Barriere ("Fences") è il film diretto ed interpretato da Denzel Washington e Viola Davis: è candidato all'Oscar come migliore pellicola.

Barriere (“Fences”) è il film di Denzel Washington interpretato da lui stesso e Viola Davis, Stephen Henderson, Jovan Adepo, Russell Hornsby.

Nel 1950 a Pittsburgh il netturbino di colore Troy Maxson (Washington) vive con la moglie Rose (Davis) e il figlio Cory (Adepo). Con lui lavora l’amico Jim Bono (Stephen Henderson).

La provenienza teatrale di “Barriere” è evidente dalle prime scene, con dialoghi continui in unità di luogo: la sceneggiatura è basata sull’omonima pièce di August Wilson del 1983, vincitrice del premio Pulitzer e il film è candidato all’Oscar. “Tu compra dove vuoi. Io comprerò dove la gente è generosa con me”, dice Troy alla moglie Rose nel retro della casa, in una conversazione in cui sorseggia whisky. “Sono contento che Cory abbia trovato un lavoro, così si paga l’uniforme del college”, dice riferendosi al figlio, già facendo intravedere della ambizioni su di lui che certamente non collimeranno. “L’uomo bianco non gli darà alcuna possibilità con il football”, insiste, tratteggiando le linee di quest’affresco generazionale.

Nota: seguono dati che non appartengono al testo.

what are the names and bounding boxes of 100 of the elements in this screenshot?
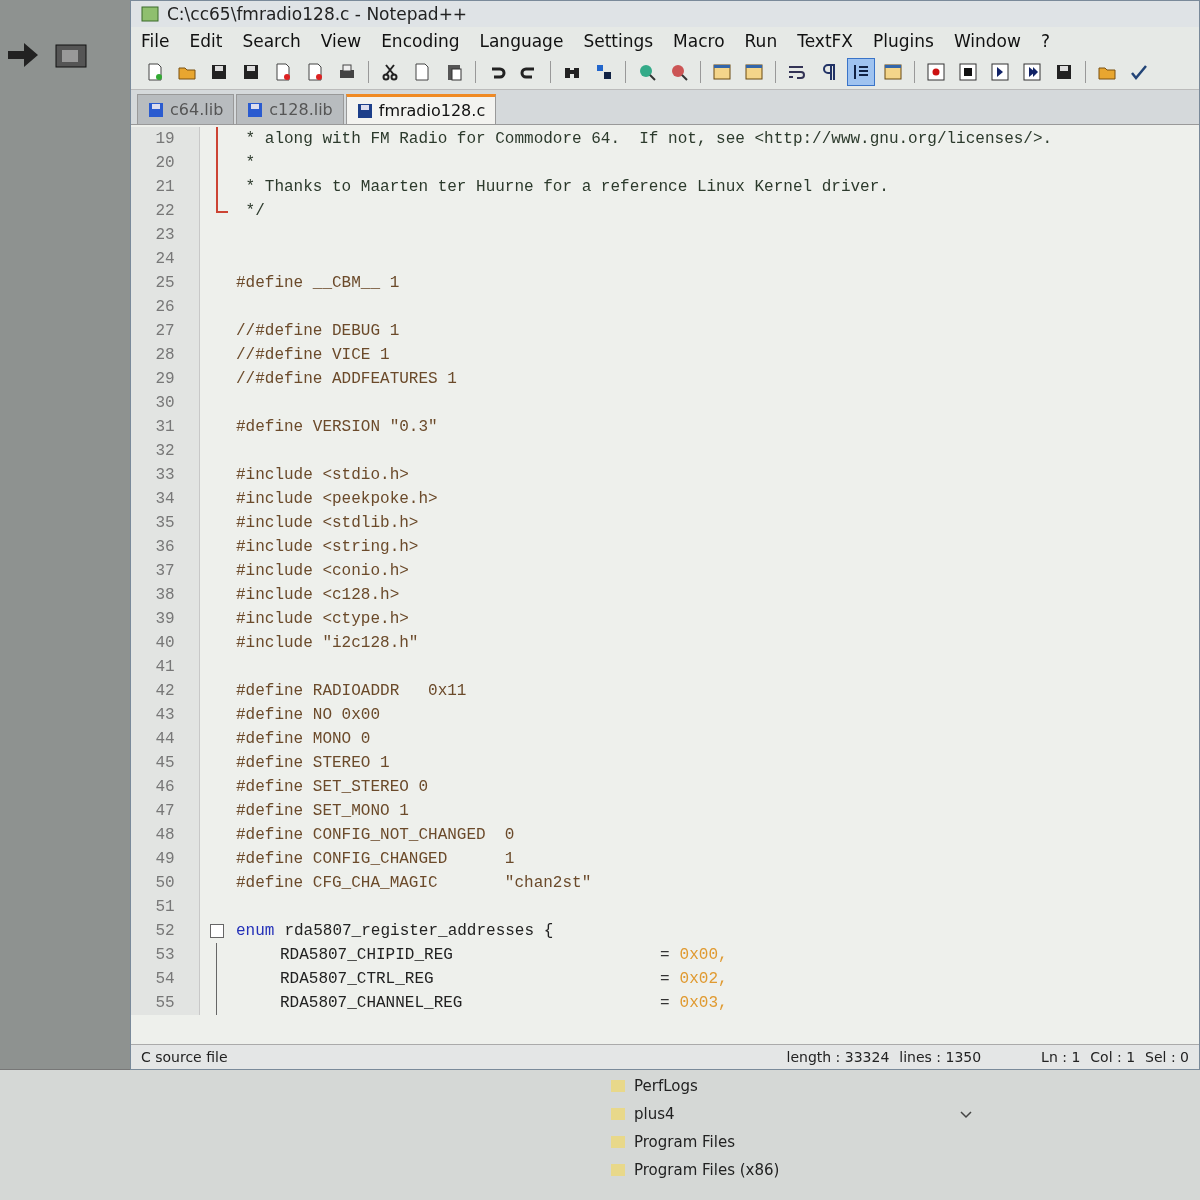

Troy infatti da giovane non fu ammesso nella squadra di baseball locale, per un motivo inerente una polmonite anche se lui ritiene che fosse dipeso dal colore della pelle.

A questo problema sociale se ne aggiunge uno personale: il figlio trentaquattrenne avuto da una precedente relazione, Lyons Maxson (Hornsby) va dal padre per chiedere un prestito, Troy lo invita a lavorare come netturbino ma il figlio vuole diventare un musicista. “Sei troppo bravo per fare il netturbino?”, ironizza Troy.

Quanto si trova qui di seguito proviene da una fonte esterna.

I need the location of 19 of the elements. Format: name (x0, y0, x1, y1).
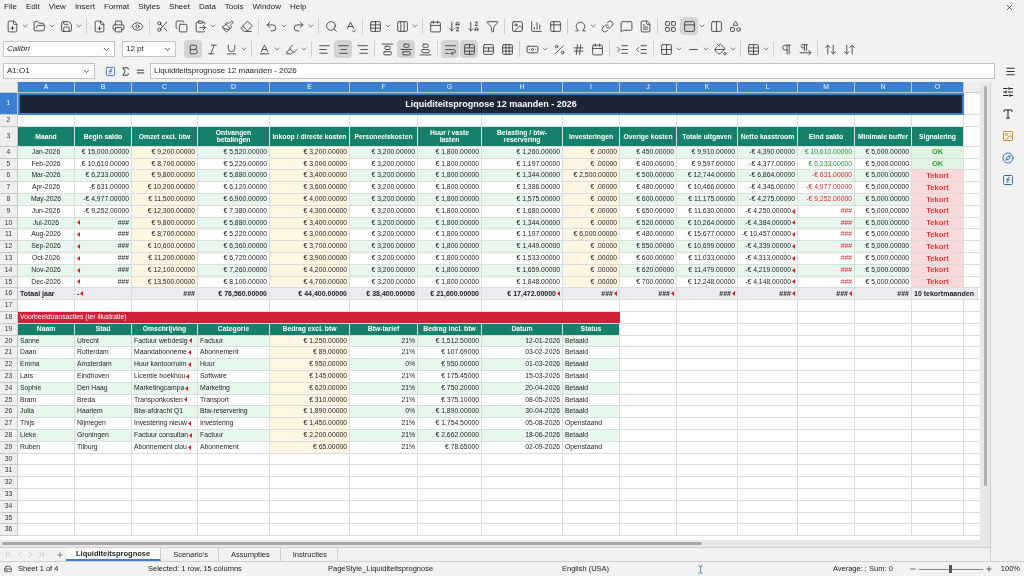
sheet-title: Liquiditeitsprognose 12 maanden - 2026 (18, 93, 964, 115)
menu-item[interactable]: Edit (25, 1, 40, 13)
name-box[interactable]: A1:O1 (3, 63, 95, 79)
font-name-value: Calibri (7, 43, 30, 55)
menu-item[interactable]: Tools (224, 1, 244, 13)
menu-item[interactable]: Format (103, 1, 130, 13)
menu-item[interactable]: File (4, 1, 17, 13)
cell-reference: A1:O1 (7, 65, 30, 77)
menu-item[interactable]: View (48, 1, 66, 13)
font-size-value: 12 pt (126, 43, 144, 55)
menu-item[interactable]: Window (252, 1, 281, 13)
menu-item[interactable]: Data (198, 1, 216, 13)
menu-item[interactable]: Help (290, 1, 307, 13)
menu-item[interactable]: Insert (74, 1, 95, 13)
font-name-field[interactable]: Calibri (3, 41, 115, 57)
font-size-field[interactable]: 12 pt (122, 41, 176, 57)
menu-item[interactable]: Sheet (169, 1, 190, 13)
formula-input[interactable]: Liquiditeitsprognose 12 maanden - 2026 (150, 63, 995, 79)
menu-item[interactable]: Styles (138, 1, 161, 13)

I dilemmi emergono fino all’entrata in scena di Cory, che di nascosto si allena a football ed è connivente con la madre. L’interpretazione di Viola Davis è screziata, tra sottomissione ai voleri del marito e dubbio sulla giustezza delle proprie idee di emancipazione, esprimendo con sguardi lucidi il propri desideri ormai avvizziti. Quella di Denzel Washington al contrario è solare, come se solo lui ambisse ad un rigore personale che - in definitiva - non approva. E il film da narrativo diventa recitativo, con dilemmi espressi a voce, forza delle inflessioni lessicali, abbassamenti di tono che fanno intendere un modo di ragionare ma anche il sentore di una generazione.

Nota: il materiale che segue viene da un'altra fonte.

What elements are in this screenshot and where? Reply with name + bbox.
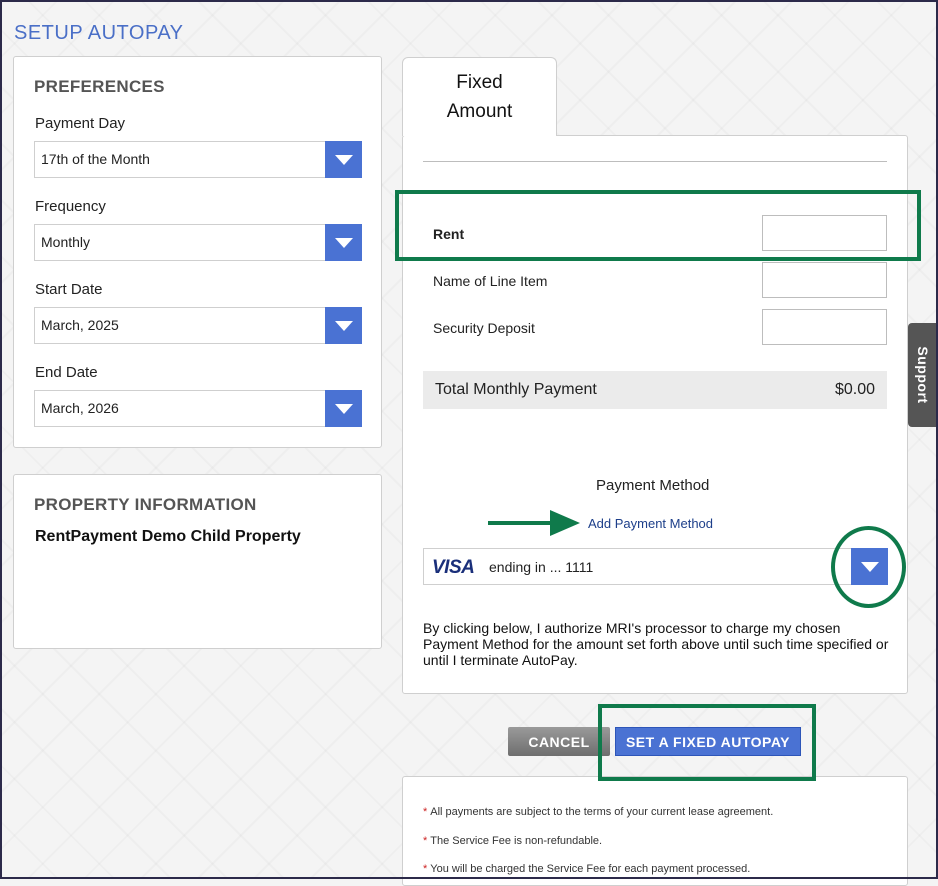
set-fixed-autopay-button[interactable]: SET A FIXED AUTOPAY [615,727,801,756]
frequency-select[interactable]: Monthly [34,224,362,261]
page-title: SETUP AUTOPAY [14,22,184,44]
card-ending-text: ending in ... 1111 [489,559,594,575]
payment-day-label: Payment Day [35,115,126,132]
divider [423,161,887,162]
property-name: RentPayment Demo Child Property [35,528,301,545]
chevron-down-icon[interactable] [325,390,362,427]
property-info-panel: PROPERTY INFORMATION RentPayment Demo Ch… [13,474,382,649]
start-date-value: March, 2025 [41,317,119,333]
authorization-text: By clicking below, I authorize MRI's pro… [423,620,889,668]
chevron-down-icon[interactable] [325,224,362,261]
line-item-input[interactable] [762,262,887,298]
rent-label: Rent [433,226,465,242]
payment-method-select[interactable]: VISA ending in ... 1111 [423,548,888,585]
asterisk-icon: * [423,806,428,818]
total-monthly-payment-bar: Total Monthly Payment $0.00 [423,371,887,409]
security-deposit-input[interactable] [762,309,887,345]
note-text: The Service Fee is non-refundable. [430,835,603,847]
end-date-label: End Date [35,364,98,381]
tab-fixed-amount[interactable]: Fixed Amount [402,57,557,136]
rent-input[interactable] [762,215,887,251]
total-amount: $0.00 [834,381,875,398]
payment-method-title: Payment Method [596,477,710,494]
highlight-dropdown-circle [831,526,906,608]
preferences-panel: PREFERENCES Payment Day 17th of the Mont… [13,56,382,448]
frequency-label: Frequency [35,198,106,215]
payment-day-select[interactable]: 17th of the Month [34,141,362,178]
arrow-right-icon [488,510,580,536]
chevron-down-icon[interactable] [325,141,362,178]
support-label: Support [915,346,931,404]
note-item: * You will be charged the Service Fee for… [423,863,750,875]
visa-logo-icon: VISA [432,557,475,578]
start-date-select[interactable]: March, 2025 [34,307,362,344]
asterisk-icon: * [423,863,428,875]
note-item: * The Service Fee is non-refundable. [423,835,602,847]
end-date-select[interactable]: March, 2026 [34,390,362,427]
chevron-down-icon[interactable] [325,307,362,344]
frequency-value: Monthly [41,234,91,250]
tab-label-line2: Amount [446,101,513,122]
cancel-button[interactable]: CANCEL [508,727,610,756]
note-text: You will be charged the Service Fee for … [430,863,751,875]
security-deposit-label: Security Deposit [433,320,535,336]
add-payment-method-link[interactable]: Add Payment Method [588,516,713,531]
end-date-value: March, 2026 [41,400,119,416]
note-item: * All payments are subject to the terms o… [423,806,773,818]
payment-day-value: 17th of the Month [41,151,150,167]
line-item-name-label: Name of Line Item [433,273,548,289]
start-date-label: Start Date [35,281,103,298]
support-tab[interactable]: Support [908,323,938,427]
total-label: Total Monthly Payment [435,381,597,398]
tab-label-line1: Fixed [456,72,503,93]
property-info-heading: PROPERTY INFORMATION [34,495,257,514]
asterisk-icon: * [423,835,428,847]
preferences-heading: PREFERENCES [34,77,165,96]
note-text: All payments are subject to the terms of… [430,806,774,818]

Il tema del film emerge così dal lavoro degli attori, con Troy che parlando cerca di far trionfare le proprie idee nonostante nutra dubbi sulla loro liceità. È giusto imporre scelte ai propri figli? Sopratutto si nasconde il timore che i consigli che si danno a loro non siano disinteressati, ma celino le proprie frustrazioni. È difficile comprendere se impedendo a loro di effettuare delle scelte, si pulisca un proprio fallimento. Troy impedisce così al figlio di giocare a football perché da giovane lui fallì in quella impresa, e ora invidia il figlio.

Da qui le confessioni: “Se rubo soldi, mi compro sia cibo che scarpe”, racconta Troy ai suoi amici riferendosi al proprio passato, al furto a causa del quale finì in prigione. Lo racconta sempre nel retro della sua casa, che diventa il luogo simbolo di amplificazione dei propri desideri. Confessione dei piccoli mutamenti che migliorano l’uomo: Troy infatti ha ottenuto una promozione, da netturbino ora condurrà il camion.

Il retro della casa è luogo teatrale perché è uno dei rari del film, ma anche emblema di come con una storia solida e un’interpretazione rifinita si possa amplificare un dubbio personale a dramma universale.

“Pensi che io non abbia voluto qualcuno con cui ridere, che mi facesse sentire bene”, piange Rose contro Troy dopo la confessione di lui che getta scompiglio e che porterà il film verso un finale inatteso. “Non sei il solo ad avere desideri e bisogni (…) ma li ho seppelliti dentro di me”, urla Rose. La rivelazione di Troy vanifica tutta la rigidità del suo carattere, e i principi che obbligava a seguire, rendendo il film anche uno scorcio sull’ironia del destino.